Cabin Crew
31. März – 20. Mai 2022
gta Ausstellungen, ETH Zürich, Hönggerberg, HIL Foyer
Eine Ausstellung und Eventreihe von Querformat
Vernissage & Speed Dating am 30. März, 18 Uhr
Vortrag von Adam Nathaniel Furman am 6. April, 18:30
Vortrag von Jennifer Tyburczy am 13. April, 19 Uhr
Performance von Li Tavor am 27. April, 18:30
Vortrag von Torsten Lange am 4. Mai, 18:30
Performance von Nils Amadeus Lange am 11. Mai, 18:30
Vortrag von Jack Halberstam am 18. Mai, 18:30
In einem kürzlich geführten Skype-Gespräch zwischen Jaffer Kolb und Aaron Betsky, verkündete Letzterer – Autor der wegweisenden Publikation Queer Space: Architecture and Same-Sex Desire – das Ende des queeren Raums, wie er ihn zuvor selbst definiert hatte (1). So würden Cruising Spaces – Bars, Saunen, Parks, Nachtclubs – allmählich durch das flüchtige Netz virtueller Begegnungen ersetzt. Die Räume der ‘Andersartigkeit’, die früher eine Bühne für das Zusammentreffen von Identitäten geboten haben, seien nun nicht mehr notwendig, da gemäss Betsky Queerness für ein größeres Publikum attraktiv geworden ist.

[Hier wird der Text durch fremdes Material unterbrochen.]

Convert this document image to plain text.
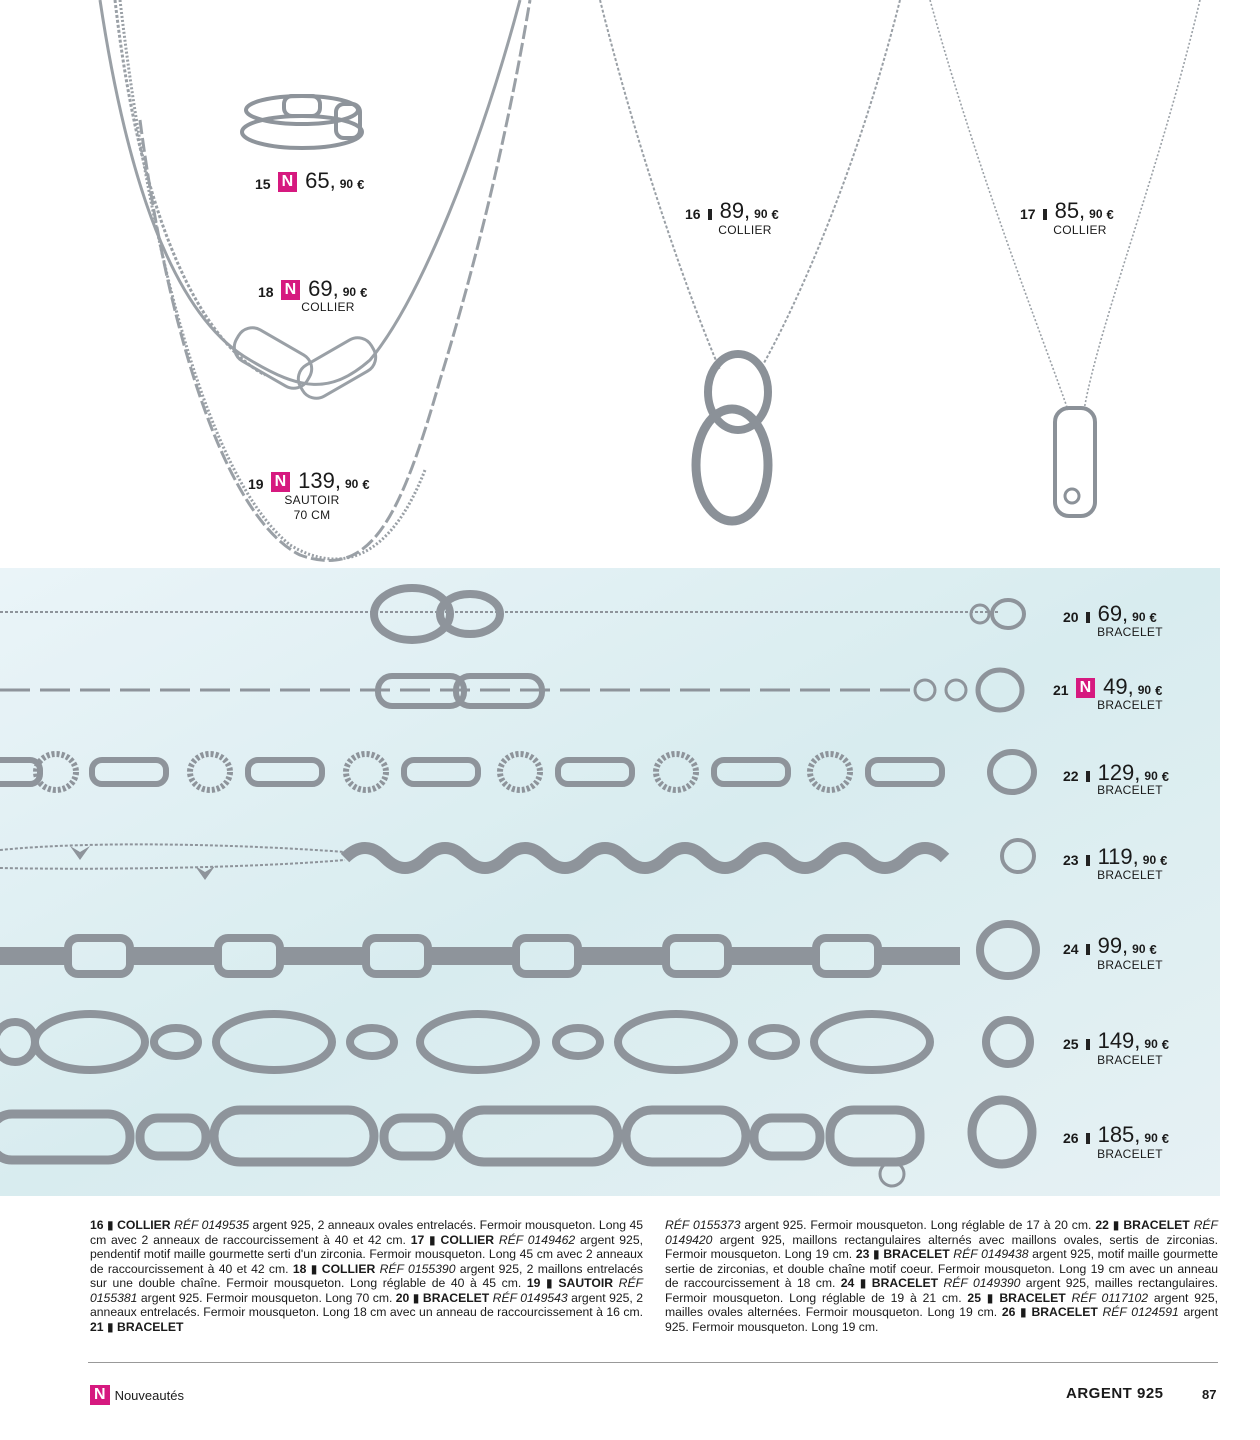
15 N 65, 90 €
16 89, 90 €
COLLIER
17 85, 90 €
COLLIER
18 N 69, 90 €
COLLIER
19 N 139, 90 €
SAUTOIR
70 CM
20 69, 90 €
BRACELET
21 N 49, 90 €
BRACELET
22 129, 90 €
BRACELET
23 119, 90 €
BRACELET
24 99, 90 €
BRACELET
25 149, 90 €
BRACELET
26 185, 90 €
BRACELET
16 ▮ COLLIER RÉF 0149535 argent 925, 2 anneaux ovales entrelacés. Fermoir mousqueton. Long 45 cm avec 2 anneaux de raccourcissement à 40 et 42 cm. 17 ▮ COLLIER RÉF 0149462 argent 925, pendentif motif maille gourmette serti d'un zirconia. Fermoir mousqueton. Long 45 cm avec 2 anneaux de raccourcissement à 40 et 42 cm. 18 ▮ COLLIER RÉF 0155390 argent 925, 2 maillons entrelacés sur une double chaîne. Fermoir mousqueton. Long réglable de 40 à 45 cm. 19 ▮ SAUTOIR RÉF 0155381 argent 925. Fermoir mousqueton. Long 70 cm. 20 ▮ BRACELET RÉF 0149543 argent 925, 2 anneaux entrelacés. Fermoir mousqueton. Long 18 cm avec un anneau de raccourcissement à 16 cm. 21 ▮ BRACELET
RÉF 0155373 argent 925. Fermoir mousqueton. Long réglable de 17 à 20 cm. 22 ▮ BRACELET RÉF 0149420 argent 925, maillons rectangulaires alternés avec maillons ovales, sertis de zirconias. Fermoir mousqueton. Long 19 cm. 23 ▮ BRACELET RÉF 0149438 argent 925, motif maille gourmette sertie de zirconias, et double chaîne motif coeur. Fermoir mousqueton. Long 19 cm avec un anneau de raccourcissement à 18 cm. 24 ▮ BRACELET RÉF 0149390 argent 925, mailles rectangulaires. Fermoir mousqueton. Long réglable de 19 à 21 cm. 25 ▮ BRACELET RÉF 0117102 argent 925, mailles ovales alternées. Fermoir mousqueton. Long 19 cm. 26 ▮ BRACELET RÉF 0124591 argent 925. Fermoir mousqueton. Long 19 cm.
N Nouveautés	ARGENT 925	87
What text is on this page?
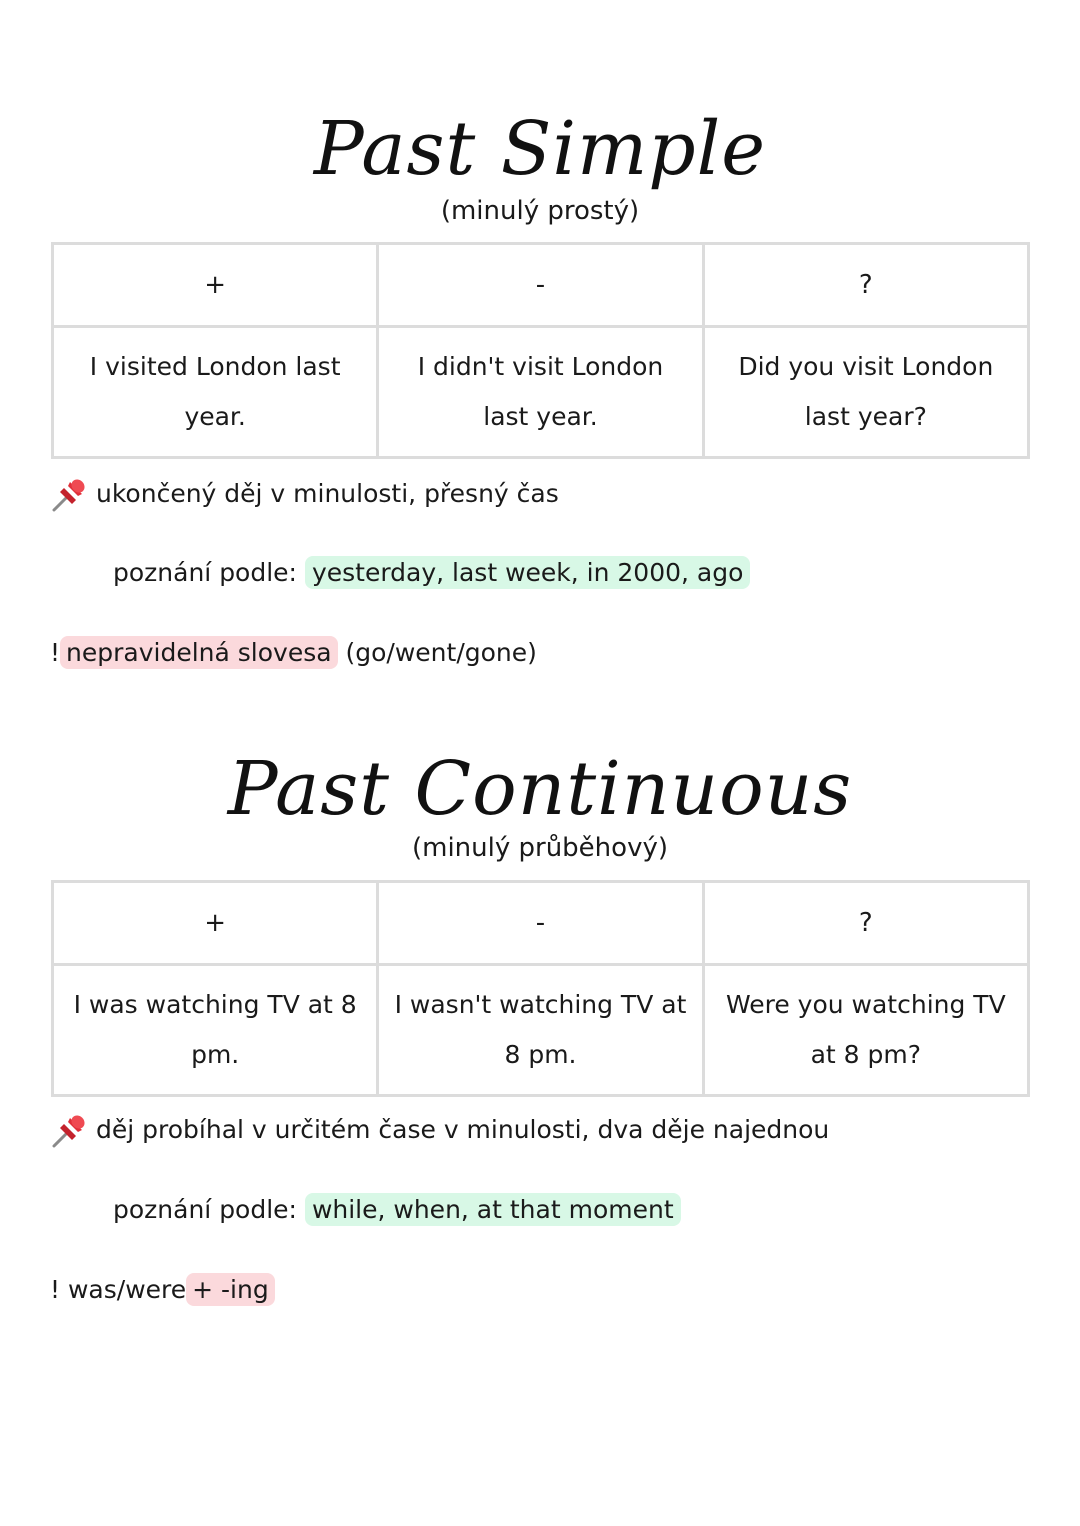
Past Simple
(minulý prostý)
+	-	?
I visited London last year.	I didn't visit London last year.	Did you visit London last year?
ukončený děj v minulosti, přesný čas
poznání podle: yesterday, last week, in 2000, ago
! nepravidelná slovesa (go/went/gone)
Past Continuous
(minulý průběhový)
+	-	?
I was watching TV at 8 pm.	I wasn't watching TV at 8 pm.	Were you watching TV at 8 pm?
děj probíhal v určitém čase v minulosti, dva děje najednou
poznání podle: while, when, at that moment
! was/were + -ing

Das ist so aber nicht ganz richtig. Auf Dating-Apps wie etwa Grindr haben virtuelle Begegnungen einen "bequemen Lifestyle-Konsum gefördert, der auf Modellen von junger, weisser, gesund aussehender Individualität und Eins-zu-Eins-Verkehr basiert"(2). Es handelt sich also um einen hochgradig normativen queeren Gegen-Raum. Ausserdem werden Cruising Spaces nach wie vor von den städtischen Behörden marginalisiert, aus Lehrplänen gestrichen und fallen primär durch ihre Abwesenheit im architekturgeschichtlichen und theoretischen Kanon auf. Der Diskurs über Cruising behält die Form einer gesonderten mündlich überlieferten Geschichte innerhalb queerer Gemeinschaften und erfordert die Entwicklung kontextspezifischer Untersuchungsinstrumente.
Cabin Crew ist somit der Beginn eines materiellen Archivs von Räumen und Fragmenten, die queere Kultur in der Stadt Zürich prägen. Es stellt den Versuch dar, neue Geschichten für potenzielle Crusing-Szenarien und -objekte innerhalb des Campus Hönggerberg und darüber hinaus zu fabulieren. Darüber hinaus sollen die ausgestellten Fragmente für Reibung auf dem Campus selbst sorgen und uns mit dem Störungspotenzial des Cruising konfrontieren. Wie José Esteban Muñoz erklärt, ist "Queerness eine Idealität" (3). Es ist der Akt, immer in Richtung einer neu imaginierten Zukunft zu blicken; die Ablehnung der Gegenwart zugunsten der Potenzialität oder konkreten Möglichkeit einer anderen Welt. Cabin Crew ist also keineswegs ein vollständiges Archiv, und es ist auch kein gänzlich queeres. Vielmehr verlangt es die Einbeziehung aller seiner Adressat:innen, um einen parallelen und alternativen Diskurs auf dem Campus zu etablieren. Queerness ist noch nicht da, und da physische queere Begegnungen im öffentlichen Raum immer weiter abgeschwächt werden, müssen andere Wege des Widerstands gefunden werden.
Dieses Projekt wurde von Juan Barcia Mas, Paul Grieguszies, Shen He, Helia Jamshidi, Nikola Nikolov, Jonas Odermatt, Linda Sjøqvist im Auftrag von Querformat, zusammen mit Fredi Fischli und Niels Olsen, und dem Team von gta Ausstellungen realisiert.
(1) Jaffer Kolb and Aaron Betsky, “The End of Queer Space?” Log 41 (2017), 85–88.
(2) Andrés Jaque, Superpowers of Scale (New York, NY: Columbia University Press, 2020).
(3) José Esteban Muñoz, Cruising Utopia: The Then and There of Queer Futurity, 10th anniversary ed. (New York, NY: NYU Press, 2019),1.